Networked SIS Epidemics with Awareness
Keith Paarporn, Ceyhun Eksin, Joshua S. Weitz, Jeff S. Shamma
TL;DR
The paper analyzes networked SIS epidemics where agents adjust contact patterns based on prevalence-based awareness from local and global information. It develops a mean-field approximation showing the epidemic threshold remains the same as in the benchmark model, while nontrivial fixed points are reduced under awareness. A monotone coupling framework provides a stochastic comparison that yields explicit reductions in epidemic-cost metrics and proves that awareness cannot improve the persistence threshold. Simulations on geometric, Erdős-Rényi, and scale-free graphs reveal that local (neighborhood) awareness is most effective early in an outbreak and that network structure critically shapes the spread and final size. The findings offer insights for designing information and distancing strategies in interconnected populations.
Abstract
We study an SIS epidemic process over a static contact network where the nodes have partial information about the epidemic state. They react by limiting their interactions with their neighbors when they believe the epidemic is currently prevalent. A node's awareness is weighted by the fraction of infected neighbors in their social network, and a global broadcast of the fraction of infected nodes in the entire network.
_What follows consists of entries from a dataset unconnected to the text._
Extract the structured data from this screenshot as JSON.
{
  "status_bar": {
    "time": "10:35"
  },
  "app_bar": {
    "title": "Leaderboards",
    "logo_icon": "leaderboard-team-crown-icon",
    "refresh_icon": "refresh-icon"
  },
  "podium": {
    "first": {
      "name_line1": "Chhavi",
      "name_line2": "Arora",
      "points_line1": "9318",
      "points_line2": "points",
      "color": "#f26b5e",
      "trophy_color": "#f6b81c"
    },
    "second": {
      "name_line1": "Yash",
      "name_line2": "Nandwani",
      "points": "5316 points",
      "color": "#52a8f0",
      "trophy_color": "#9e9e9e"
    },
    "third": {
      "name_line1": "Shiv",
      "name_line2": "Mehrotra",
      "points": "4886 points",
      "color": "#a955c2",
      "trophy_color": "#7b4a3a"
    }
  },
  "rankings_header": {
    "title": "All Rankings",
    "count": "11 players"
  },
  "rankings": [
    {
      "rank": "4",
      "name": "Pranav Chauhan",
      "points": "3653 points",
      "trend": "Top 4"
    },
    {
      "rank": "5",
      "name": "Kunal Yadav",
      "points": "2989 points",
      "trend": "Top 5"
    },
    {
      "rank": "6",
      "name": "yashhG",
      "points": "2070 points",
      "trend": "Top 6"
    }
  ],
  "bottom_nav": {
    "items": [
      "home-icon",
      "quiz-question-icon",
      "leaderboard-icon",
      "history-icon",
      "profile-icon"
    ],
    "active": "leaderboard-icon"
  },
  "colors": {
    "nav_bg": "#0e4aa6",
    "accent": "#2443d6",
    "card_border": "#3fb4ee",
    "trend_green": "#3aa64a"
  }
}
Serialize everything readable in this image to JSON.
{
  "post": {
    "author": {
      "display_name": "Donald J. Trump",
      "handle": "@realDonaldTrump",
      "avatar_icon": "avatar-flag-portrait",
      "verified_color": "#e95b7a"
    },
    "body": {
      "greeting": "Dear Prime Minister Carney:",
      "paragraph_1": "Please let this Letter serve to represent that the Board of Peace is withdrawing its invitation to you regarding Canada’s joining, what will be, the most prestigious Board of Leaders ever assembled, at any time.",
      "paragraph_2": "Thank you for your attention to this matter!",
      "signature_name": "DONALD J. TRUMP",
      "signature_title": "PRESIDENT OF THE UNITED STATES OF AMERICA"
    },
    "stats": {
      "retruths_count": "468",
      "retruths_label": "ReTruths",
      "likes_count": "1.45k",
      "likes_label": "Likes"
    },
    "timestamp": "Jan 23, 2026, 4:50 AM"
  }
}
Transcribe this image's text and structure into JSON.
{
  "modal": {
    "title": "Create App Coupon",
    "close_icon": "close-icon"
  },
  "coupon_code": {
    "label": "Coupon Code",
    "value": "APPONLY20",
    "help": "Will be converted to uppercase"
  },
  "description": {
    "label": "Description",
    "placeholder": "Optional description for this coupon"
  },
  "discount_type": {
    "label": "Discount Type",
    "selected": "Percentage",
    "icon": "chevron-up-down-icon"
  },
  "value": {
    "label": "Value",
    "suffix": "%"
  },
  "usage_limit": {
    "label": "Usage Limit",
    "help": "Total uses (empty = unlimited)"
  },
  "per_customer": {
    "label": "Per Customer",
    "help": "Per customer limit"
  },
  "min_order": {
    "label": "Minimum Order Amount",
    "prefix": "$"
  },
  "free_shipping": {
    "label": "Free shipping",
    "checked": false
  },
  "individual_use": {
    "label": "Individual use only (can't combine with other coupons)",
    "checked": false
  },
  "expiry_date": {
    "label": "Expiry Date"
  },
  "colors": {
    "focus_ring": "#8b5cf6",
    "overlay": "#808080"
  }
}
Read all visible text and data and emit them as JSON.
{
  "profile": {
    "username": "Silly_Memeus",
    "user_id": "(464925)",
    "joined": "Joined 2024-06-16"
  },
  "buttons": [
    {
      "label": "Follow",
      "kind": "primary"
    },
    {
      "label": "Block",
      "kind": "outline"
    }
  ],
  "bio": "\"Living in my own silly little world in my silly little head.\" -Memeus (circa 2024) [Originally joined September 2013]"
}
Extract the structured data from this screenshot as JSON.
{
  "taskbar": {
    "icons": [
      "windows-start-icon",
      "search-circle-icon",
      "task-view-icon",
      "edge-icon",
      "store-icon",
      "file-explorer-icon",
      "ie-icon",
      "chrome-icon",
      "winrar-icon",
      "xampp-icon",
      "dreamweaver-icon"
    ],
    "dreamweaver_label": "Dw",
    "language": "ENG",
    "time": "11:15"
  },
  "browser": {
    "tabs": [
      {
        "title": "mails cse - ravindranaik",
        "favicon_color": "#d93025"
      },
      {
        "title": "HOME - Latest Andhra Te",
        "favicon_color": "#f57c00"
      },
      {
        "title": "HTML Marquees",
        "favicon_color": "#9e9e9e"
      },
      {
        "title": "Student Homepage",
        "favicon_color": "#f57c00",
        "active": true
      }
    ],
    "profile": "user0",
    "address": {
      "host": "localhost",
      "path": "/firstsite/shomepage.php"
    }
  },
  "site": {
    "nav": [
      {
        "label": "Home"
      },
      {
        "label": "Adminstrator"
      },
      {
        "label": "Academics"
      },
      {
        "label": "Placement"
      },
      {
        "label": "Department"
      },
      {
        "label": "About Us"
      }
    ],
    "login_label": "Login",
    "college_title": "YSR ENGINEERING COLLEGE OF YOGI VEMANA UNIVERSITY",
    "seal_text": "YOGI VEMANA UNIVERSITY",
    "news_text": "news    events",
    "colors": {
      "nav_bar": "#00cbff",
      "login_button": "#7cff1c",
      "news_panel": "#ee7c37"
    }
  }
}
The dynamics of the benchmark (no awareness) and awareness models are described by discrete-time Markov chains, from which mean-field approximations (MFA) are derived. The states of the MFA are interpreted as the nodes' probabilities of being infected. We show a sufficient condition for existence of a "metastable", or endemic, state of the awareness model coincides with that of the benchmark model. Furthermore, we use a coupling technique to give a full stochastic comparison analysis between the two chains, which serves as a probabilistic analogue to the MFA analysis. In particular, we show that adding awareness reduces the expectation of any epidemic metric on the space of sample paths, e.g. eradication time or total infections. We characterize the reduction in expectations in terms of the coupling distribution. In simulations, we evaluate the effect social distancing has on contact networks from different random graph families (geometric, Erdős-Renyi, and scale-free random networks).